Con el problema portugués solucionado, y con el regreso de Castilla y León al partido papal de Benedicto XIII, gracias a las presiones “amistosas” del rey aragonés, Martín el Humano, Enrique III pudo atender, con relativa tranquilidad, su anhelado objetivo exterior: la lucha contra la Granada nazarí. Enrique III encontró la ocasión perfecta para desatar la guerra contra Granada en el año 1406, fecha en la que el reino nazarí rompió, por su cuenta, la tregua firmada anteriormente con Castilla y León, invadiendo territorios del reino de Murcia. Las tropas castellanas reaccionaron con celeridad, defendiendo adecuadamente los puestos fronterizos más importantes, lo que no evitó la pérdida de poblaciones de relieve, como Ayamonte. No obstante, Enrique III obtuvo una resonante victoria cerca de Baeza, en la famosa batalla de los Collejares. En vista de que el conflicto con Granada no se solucionaba, Enrique III convocó cortes en Toledo, exponiendo sus deseos de terminar la guerra cuanto antes, por lo que pidió a los procuradores un sustancioso subsidio para poner en pie de guerra un ejército capaz de contrarrestar el empuje del enemigo musulmán. Las cortes acogieron favorablemente la petición del rey, e incluso, le prometieron otro adelanto de dinero sin necesidad de convocar nuevas cortes en caso de necesidad imperiosa. Enrique III comenzó los preparativos de un gran ejército, a cuya cabeza tenía pensado colocarse él mismo, cuando le sobrevino la muerte repentina en plena preparación de la campaña, dejando como sucesor a su hijo primogénito, Juan II, habido con la reina Catalina de Lancaster.

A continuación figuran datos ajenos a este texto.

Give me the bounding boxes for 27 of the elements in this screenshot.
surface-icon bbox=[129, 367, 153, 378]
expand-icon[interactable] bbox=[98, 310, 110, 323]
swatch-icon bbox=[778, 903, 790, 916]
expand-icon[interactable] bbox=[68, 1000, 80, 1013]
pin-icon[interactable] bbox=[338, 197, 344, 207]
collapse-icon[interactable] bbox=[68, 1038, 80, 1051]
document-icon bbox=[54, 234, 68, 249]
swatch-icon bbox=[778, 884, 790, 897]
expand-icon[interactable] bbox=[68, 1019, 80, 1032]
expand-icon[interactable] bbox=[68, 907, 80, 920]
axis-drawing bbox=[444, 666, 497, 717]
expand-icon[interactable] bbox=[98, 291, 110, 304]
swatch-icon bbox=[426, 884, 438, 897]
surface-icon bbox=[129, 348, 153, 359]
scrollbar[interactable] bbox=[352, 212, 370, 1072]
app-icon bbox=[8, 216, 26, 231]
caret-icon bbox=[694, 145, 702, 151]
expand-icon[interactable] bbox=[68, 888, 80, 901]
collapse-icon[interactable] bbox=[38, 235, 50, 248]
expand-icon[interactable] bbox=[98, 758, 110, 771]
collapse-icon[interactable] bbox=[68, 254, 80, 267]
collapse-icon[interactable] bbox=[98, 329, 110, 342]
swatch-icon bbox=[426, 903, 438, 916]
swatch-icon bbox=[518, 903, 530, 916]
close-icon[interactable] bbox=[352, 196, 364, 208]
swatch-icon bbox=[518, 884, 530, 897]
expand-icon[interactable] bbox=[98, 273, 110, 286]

Por otra parte, la política dinámica de Enrique III tuvo una proyección vital más allá del ámbito puramente peninsular. En el año 1400 mandó una escuadra a Tetuán, ciudad que en aquella época era un auténtico nido de piratas, con el objeto de limpiar de una vez la localidad de tan molestos personajes, los cuales dificultaban sobremanera el comercio marítimo castellano-leonés en la zona. Con la misma intención, el conde de Buelna realizó importantes correrías por el Mediterráneo, en lucha contra los musulmanes y sus acciones de piratería. En el año 1404, Castilla y León se hizo cargo de la financiación del proyecto de dos franceses, Juan de Béthencourt y Gadifer de la Salle, quienes tomaron posesión, en nombre del rey Enrique III, de las Islas Canarias. Pero, sin lugar a dudas, el acto más curioso y relevante de la política ultraeuropea practicada por Enrique III fue el envío de dos embajadas castellanas a la corte de Tamerlán, comandadas por Gómez de Sotomayor y Hernán Sánchez de Palazuelos, la primera, y por Ruy González de Clavijo, la segunda. Ésta última nos es conocida al detalle gracias al propio testimonio escrito por el propio González de Clavijo, que asistió a los últimos momentos de la vida del gran Tamerlán.